Теперь Альфрид хотел полностью возродить свою империю и считал, что нашел для этой цели подходящего человека – Бейца, которого ему рекомендовали Бертольд и Шпренгер. Они быстро подружились и часто вместе катались на лыжах в Сен-Морице, не разговаривая о делах. Но однажды на них буквально свалилась Берта Крупп, уже точно последняя женщина в Европе, которую можно представить себе в лыжных ботинках. Когда сын отлучился по каким-то делам, она принялась искусно расспрашивать Бейца о его карьере, а позднее познакомилась с его матерью, Эрной Штут. По словам Тило фон Вильмовски, это знакомство было идеей самого Альфрида, который доверял интуиции своей матери. Эти встречи происходили еще до подписания Мелемского соглашения по концерну. Однажды вечером 25 сентября 1952 года, когда Альфрид, Вера, Шпренгер и Бейц с женой Эльзой сидели в баре «Времена года», Альфрид вдруг пригласил Американца прогуляться, несмотря на то что на улице моросил дождь. Они бродили до полуночи, оба промокли. Наконец, Крупп, по-видимому удовлетворенный результатами беседы, сказал: «Я думаю, мы сработаемся» – и предложил Бейцу переехать в Эссен, чтобы помочь восстановить фамильную фирму. Сам Крупп впоследствии объяснял это тем, что ему нужен был новый человек, со свежим взглядом, не зашоренный, как можно более свободный от «стальных» стереотипов. Он нашел такого человека почти случайно.

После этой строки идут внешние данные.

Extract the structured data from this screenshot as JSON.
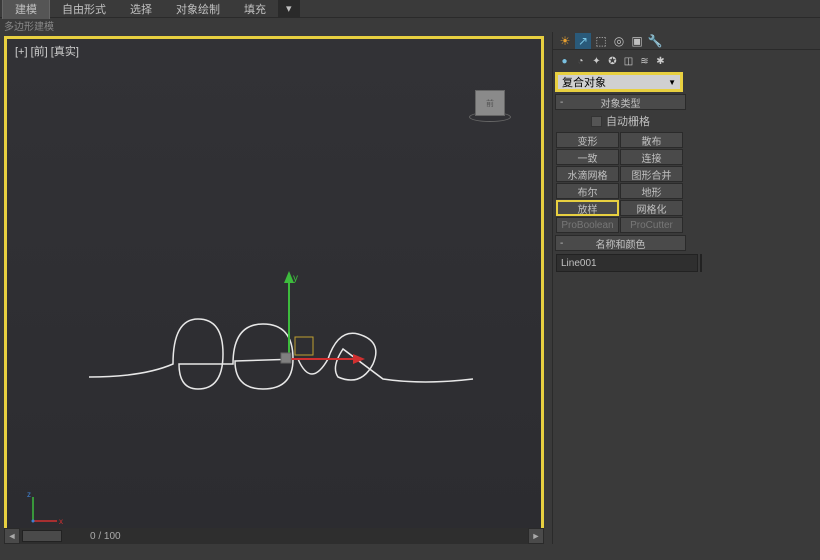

Бейц потом смеялся: «Честно говоря, я думал, он позвал меня, чтобы попросить взаймы». Конечно же он был удивлен предложением и попросил у Круппа несколько дней на раздумья. На самом деле ему просто нужна была информация. Обратившись к своему приятелю, газетному магнату Акселю Шпрингеру, Бейц попросил у него досье на фирму: факты, цифры, лица, даты. Все внимательно изучив, он дал Круппу утвердительный ответ, но с оговоркой: «Если меня отпустит правление». Директора страховой компании не пожелали отпустить Американца до окончания контракта. Срок его истекал через год, и Бейц по телефону сообщил Круппу, что готов будет перейти в его администрацию с ноября 1953 года.
* * *
Владелец-изгнанник формально возвратился в свою «столицу» 12 марта 1953 года, через восемь дней после заключения Мелемского договора, через восемь лет после своего ареста и через сто лет после того, как король Пруссии Фридрих-Вильгельм IV выдал его прадеду патент на производство бесшовных стальных колес, ставших эмблемой фирмы.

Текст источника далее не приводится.